One small shift can have huge effects on our environment. Here are 6 ways that small steps can make a big impact:

  1. Self-watering and automation systems reduce the labor needed to grow food.
  2. Worm composters take little maintenance but help with organic waste management.
  3. The black soldier fly is an effective tool for waste reduction.
  4. Fish feeders automate feeding while reducing human involvement.
  5. Together, sharing these changes can help mitigate climate change and save money.
  6. Carbon sequestration is improved, and greenhouse gas emissions are lowered due to sustainable practices.

Unlocking Hidden Benefits

By utilizing these practices, we not only stop organic material from going to waste but also gain additional advantages. Self-watering and automation systems make growing food less labor-intensive. Worm composters manage waste and enrich soil with nutrients. The black soldier fly aids in waste management and food production. And fish feeders automate fish feeding. There are endless possibilities to make positive changes.

Sarah's Story of Transformation

Sarah, a small-scale farmer, put these practices into use. With self-watering and automation systems, she could focus on other aspects of farming. She installed worm composters to manage waste and enrich soil. She used black soldier flies for waste reduction. And she put in fish feeders for automated fish feeding. Sarah saw how insignificant changes can cause major environmental improvements. She also contributed to climate change mitigation and saved money.

Why is it important to not lose organic material by burning or landfill disposal?

Burning or landfill disposal of organic material can result in the loss of valuable resources and contribute to environmental harm, making it crucial to find alternative methods of disposal.

What are the negative effects of burning organic material?

Burning organic material releases harmful greenhouse gases, such as carbon dioxide and methane, which contribute to climate change and pollution. It also wastes limited valuable nutrients that can be used to support plant growth and soil health.

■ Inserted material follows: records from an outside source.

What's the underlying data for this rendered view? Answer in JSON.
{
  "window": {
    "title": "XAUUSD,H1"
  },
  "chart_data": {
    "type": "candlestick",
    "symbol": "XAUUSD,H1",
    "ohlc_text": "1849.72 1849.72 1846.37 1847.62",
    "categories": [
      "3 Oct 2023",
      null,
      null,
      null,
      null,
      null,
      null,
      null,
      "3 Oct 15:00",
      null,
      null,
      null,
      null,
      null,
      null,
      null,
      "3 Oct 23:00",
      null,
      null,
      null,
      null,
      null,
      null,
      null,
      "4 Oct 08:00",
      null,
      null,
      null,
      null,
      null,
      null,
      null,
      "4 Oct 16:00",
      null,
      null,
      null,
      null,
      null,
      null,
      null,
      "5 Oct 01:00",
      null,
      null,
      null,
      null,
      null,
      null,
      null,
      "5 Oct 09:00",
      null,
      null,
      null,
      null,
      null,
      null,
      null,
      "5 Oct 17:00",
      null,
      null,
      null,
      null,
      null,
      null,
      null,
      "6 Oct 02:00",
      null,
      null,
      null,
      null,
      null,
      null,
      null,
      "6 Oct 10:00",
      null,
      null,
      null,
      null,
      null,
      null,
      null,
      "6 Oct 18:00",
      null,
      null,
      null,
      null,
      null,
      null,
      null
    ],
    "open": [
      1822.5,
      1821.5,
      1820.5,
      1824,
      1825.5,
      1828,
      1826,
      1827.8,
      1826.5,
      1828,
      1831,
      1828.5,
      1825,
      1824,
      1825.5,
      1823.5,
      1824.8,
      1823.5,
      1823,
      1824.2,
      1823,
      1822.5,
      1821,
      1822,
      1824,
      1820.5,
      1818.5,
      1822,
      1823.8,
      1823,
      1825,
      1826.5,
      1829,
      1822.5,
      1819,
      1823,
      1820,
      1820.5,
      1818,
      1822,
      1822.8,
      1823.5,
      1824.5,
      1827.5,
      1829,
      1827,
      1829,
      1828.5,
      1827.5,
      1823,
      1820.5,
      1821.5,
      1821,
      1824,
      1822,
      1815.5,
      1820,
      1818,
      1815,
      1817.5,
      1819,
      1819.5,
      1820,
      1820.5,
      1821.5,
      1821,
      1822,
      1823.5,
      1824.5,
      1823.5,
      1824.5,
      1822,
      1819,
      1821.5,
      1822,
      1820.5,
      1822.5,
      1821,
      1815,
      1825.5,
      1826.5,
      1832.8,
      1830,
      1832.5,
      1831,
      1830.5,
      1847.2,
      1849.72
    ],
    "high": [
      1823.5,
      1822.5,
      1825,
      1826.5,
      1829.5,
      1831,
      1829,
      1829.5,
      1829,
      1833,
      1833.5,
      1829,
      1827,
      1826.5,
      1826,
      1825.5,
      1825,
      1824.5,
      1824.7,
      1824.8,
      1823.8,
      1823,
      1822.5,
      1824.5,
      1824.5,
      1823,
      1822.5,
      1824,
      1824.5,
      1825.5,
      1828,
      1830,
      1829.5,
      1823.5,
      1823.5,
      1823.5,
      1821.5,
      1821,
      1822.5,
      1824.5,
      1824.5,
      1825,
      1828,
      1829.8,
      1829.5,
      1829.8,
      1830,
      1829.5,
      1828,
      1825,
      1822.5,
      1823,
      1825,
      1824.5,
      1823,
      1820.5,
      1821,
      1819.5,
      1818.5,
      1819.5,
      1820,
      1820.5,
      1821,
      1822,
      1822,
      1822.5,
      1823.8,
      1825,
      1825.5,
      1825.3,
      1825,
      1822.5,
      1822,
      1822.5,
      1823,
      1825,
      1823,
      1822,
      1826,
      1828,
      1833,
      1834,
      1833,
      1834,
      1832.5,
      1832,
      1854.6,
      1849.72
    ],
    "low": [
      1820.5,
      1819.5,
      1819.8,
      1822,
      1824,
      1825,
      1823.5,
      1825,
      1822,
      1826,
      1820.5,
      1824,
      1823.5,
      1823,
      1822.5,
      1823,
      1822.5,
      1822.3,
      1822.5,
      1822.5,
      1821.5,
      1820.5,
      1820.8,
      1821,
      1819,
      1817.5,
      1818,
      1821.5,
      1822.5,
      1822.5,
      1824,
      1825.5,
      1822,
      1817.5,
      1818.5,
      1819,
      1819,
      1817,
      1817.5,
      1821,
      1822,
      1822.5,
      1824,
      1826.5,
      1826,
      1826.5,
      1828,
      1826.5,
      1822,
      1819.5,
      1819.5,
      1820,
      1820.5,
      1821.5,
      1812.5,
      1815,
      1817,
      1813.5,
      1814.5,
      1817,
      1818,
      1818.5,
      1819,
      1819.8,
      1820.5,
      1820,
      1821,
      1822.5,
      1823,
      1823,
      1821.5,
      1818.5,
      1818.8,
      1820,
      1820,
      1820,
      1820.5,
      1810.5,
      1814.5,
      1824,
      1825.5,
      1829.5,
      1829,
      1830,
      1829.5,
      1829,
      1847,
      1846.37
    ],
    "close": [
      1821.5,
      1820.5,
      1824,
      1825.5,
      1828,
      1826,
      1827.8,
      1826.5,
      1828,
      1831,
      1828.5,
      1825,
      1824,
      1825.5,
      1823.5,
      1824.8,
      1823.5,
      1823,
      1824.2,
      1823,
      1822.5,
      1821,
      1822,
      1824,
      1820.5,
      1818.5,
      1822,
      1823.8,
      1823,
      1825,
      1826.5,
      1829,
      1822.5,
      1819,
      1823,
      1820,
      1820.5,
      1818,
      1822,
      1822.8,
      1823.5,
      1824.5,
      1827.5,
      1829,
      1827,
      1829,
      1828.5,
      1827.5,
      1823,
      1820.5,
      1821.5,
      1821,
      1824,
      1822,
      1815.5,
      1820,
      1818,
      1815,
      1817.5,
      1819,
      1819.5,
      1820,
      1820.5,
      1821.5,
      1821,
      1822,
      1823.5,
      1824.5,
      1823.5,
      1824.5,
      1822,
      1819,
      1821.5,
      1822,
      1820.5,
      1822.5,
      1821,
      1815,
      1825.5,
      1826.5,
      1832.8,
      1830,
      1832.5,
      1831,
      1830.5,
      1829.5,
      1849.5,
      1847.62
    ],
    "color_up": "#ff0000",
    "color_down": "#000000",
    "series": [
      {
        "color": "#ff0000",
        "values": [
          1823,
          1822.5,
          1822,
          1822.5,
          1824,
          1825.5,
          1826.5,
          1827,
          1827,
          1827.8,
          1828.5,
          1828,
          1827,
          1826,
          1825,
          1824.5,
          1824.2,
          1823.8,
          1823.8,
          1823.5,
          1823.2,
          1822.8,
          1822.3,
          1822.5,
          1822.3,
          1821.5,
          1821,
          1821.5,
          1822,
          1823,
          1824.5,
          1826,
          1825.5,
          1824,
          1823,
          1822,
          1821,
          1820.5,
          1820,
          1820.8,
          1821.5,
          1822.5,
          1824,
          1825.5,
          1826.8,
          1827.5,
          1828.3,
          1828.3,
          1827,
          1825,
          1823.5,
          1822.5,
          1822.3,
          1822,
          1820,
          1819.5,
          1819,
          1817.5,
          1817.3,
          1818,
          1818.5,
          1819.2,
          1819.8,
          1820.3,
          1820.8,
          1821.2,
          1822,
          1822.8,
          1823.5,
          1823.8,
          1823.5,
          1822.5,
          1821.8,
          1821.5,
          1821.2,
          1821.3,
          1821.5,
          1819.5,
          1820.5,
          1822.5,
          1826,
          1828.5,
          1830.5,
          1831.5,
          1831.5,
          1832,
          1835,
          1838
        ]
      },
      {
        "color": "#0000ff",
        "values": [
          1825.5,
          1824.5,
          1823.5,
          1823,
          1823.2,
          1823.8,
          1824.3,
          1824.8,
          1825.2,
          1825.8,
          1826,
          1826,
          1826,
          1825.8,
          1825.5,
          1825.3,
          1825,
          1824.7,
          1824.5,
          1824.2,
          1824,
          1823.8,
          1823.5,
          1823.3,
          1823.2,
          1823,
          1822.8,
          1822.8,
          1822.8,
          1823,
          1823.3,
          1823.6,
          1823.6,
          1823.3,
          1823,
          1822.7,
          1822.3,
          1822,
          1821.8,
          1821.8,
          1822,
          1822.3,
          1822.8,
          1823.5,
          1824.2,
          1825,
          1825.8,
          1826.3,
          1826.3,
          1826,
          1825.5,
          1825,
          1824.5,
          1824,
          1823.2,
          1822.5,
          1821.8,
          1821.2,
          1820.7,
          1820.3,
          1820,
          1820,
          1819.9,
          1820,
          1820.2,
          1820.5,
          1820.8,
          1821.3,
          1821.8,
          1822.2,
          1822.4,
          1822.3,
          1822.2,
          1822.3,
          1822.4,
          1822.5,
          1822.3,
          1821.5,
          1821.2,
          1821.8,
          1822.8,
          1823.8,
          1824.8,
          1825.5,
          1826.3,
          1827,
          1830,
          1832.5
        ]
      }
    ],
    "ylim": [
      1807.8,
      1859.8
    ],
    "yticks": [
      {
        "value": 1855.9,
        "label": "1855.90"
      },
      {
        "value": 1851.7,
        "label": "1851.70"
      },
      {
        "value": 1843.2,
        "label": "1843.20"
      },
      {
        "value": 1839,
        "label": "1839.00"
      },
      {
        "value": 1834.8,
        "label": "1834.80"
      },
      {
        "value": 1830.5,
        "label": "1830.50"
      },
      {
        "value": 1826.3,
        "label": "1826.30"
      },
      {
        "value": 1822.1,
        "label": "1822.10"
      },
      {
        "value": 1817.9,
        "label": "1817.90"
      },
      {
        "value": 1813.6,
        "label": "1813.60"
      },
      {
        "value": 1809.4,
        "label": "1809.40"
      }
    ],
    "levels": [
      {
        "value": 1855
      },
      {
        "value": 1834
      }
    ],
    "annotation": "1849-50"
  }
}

How does landfill disposal of organic material impact the environment?

When organic material is sent to landfills, it breaks down and produces methane gas, a potent greenhouse gas that contributes to global warming. Landfills can also release harmful toxins into the environment, contaminating soil and water sources.

What are the alternatives to burning or landfill disposal of organic material?

Composting and anaerobic digestion are two environmentally friendly alternatives to burning or landfill disposal. These methods convert organic material into nutrient-rich soil amendments and biogas, respectively, reducing waste and emissions.

Why is preserving organic material important for soil health?

Organic material contains essential nutrients and microorganisms that nourish and support healthy soil. Losing organic material through burning or landfill disposal can deplete soil health and fertility, making it harder for plants to grow and thrive.

What can individuals do to help prevent the loss of organic material?

Individuals can reduce their waste and support composting and anaerobic digestion by properly disposing of organic material, such as food scraps and yard waste, in designated bins or facilities. They can also use compost in their gardens and support local initiatives for waste reduction and sustainable practices.


Preserving and recycling organic material is paramount for a sustainable future. The consequences of burning or landfilling organic waste are far-reaching, impacting soil health, air and water quality, and biodiversity, and contributing to climate change. By adopting composting and vermicomposting, we transform waste into a valuable resource, close the nutrient loop, and promote a circular economy. As responsible stewards of the planet, it is our duty to prioritize sustainable waste management practices, embracing the potential of organic material to build a healthier and more resilient world for generations to come.